In January 1963, President Sukarno’s government of Indonesia announced that it would be pursuing a policy of Konfrontasi following British proposals for an amalgamation of the Federation of Malaya, Singapore and British Borneo (North Borneo and Sarawak). Sukarno sought to explain the expansion of this new amalgamated Malaysia as nothing other than a continuation of British colonial influence in the region. However, he viewed the expansion of a Malaysia supported by the British as an obstacle to his regional power ambitions. In addition to sponsoring local political oppositions, and insurrection and revolt in Brunei and Sarawak, Sukarno took the decision to directly involve Indonesian forces and on 12 April 1963, a police station in Sarawak was attacked.

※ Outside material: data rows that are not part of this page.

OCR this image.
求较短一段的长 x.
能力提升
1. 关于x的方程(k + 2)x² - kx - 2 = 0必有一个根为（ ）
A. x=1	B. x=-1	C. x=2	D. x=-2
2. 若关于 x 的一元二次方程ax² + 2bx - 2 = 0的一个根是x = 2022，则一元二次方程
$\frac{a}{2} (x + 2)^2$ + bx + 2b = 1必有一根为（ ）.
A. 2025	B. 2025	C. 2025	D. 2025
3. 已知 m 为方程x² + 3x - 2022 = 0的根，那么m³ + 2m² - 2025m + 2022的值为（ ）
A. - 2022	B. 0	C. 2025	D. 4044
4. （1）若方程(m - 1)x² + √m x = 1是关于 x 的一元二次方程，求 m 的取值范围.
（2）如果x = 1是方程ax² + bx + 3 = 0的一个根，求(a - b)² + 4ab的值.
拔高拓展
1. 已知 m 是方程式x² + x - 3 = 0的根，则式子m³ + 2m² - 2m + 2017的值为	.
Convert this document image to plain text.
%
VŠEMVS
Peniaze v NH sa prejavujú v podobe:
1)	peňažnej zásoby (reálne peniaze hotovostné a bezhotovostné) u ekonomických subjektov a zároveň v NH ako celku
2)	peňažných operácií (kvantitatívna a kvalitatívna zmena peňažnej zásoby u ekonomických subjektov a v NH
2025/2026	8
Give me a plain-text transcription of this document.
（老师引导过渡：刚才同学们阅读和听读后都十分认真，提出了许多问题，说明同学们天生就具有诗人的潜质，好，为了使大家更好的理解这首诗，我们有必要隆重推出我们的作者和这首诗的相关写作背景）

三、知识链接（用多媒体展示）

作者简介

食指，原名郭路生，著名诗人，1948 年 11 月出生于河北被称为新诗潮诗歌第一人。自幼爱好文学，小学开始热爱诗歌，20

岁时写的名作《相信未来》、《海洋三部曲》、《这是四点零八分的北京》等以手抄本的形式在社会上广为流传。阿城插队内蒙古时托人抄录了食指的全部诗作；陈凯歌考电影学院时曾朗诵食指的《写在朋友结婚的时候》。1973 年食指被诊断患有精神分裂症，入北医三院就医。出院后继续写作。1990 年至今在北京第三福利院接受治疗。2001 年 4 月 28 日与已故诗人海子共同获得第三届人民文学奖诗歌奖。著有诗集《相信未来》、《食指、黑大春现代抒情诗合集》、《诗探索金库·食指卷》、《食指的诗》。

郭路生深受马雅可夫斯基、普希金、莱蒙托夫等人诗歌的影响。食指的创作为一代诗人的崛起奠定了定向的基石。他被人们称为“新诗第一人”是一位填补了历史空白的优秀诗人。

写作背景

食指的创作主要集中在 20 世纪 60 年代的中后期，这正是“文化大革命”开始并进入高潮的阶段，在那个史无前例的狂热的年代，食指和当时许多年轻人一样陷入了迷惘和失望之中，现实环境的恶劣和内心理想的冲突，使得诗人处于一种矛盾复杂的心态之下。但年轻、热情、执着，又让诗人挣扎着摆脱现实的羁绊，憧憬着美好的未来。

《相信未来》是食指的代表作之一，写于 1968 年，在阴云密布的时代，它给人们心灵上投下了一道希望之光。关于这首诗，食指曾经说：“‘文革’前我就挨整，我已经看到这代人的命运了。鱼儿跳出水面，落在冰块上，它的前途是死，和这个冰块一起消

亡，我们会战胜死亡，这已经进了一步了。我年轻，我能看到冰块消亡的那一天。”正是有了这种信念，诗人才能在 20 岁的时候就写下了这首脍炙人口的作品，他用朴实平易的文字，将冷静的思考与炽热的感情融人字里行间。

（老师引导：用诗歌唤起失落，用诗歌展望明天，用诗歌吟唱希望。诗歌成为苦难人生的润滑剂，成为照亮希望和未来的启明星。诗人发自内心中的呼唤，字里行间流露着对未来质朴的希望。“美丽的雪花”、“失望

The Royal Ulster Rifles, commanded by Lt Col C W B Purdon flew to Hong Kong in January 1964; it was the beginning of what would be a twelve month unaccompanied tour of duty. During the three months spent in Hong Kong, rifle companies attended the Jungle Warfare Course at Kota Tinggi to prepare the Battalion for operations in Sarawak on what, from July 1964, would be officially known as Operation CLARET.
(Left, Rifleman James Linton, a member of a patrol of the Royal Ulster Rifles, shows an Iban child his Light Machine Gun. The patrol was resting at the Rumah Jarup longhouse on the Kanowit River near Sibu, after completing a five day patrol against Indonesian border terrorists in the jungle of Sarawak.)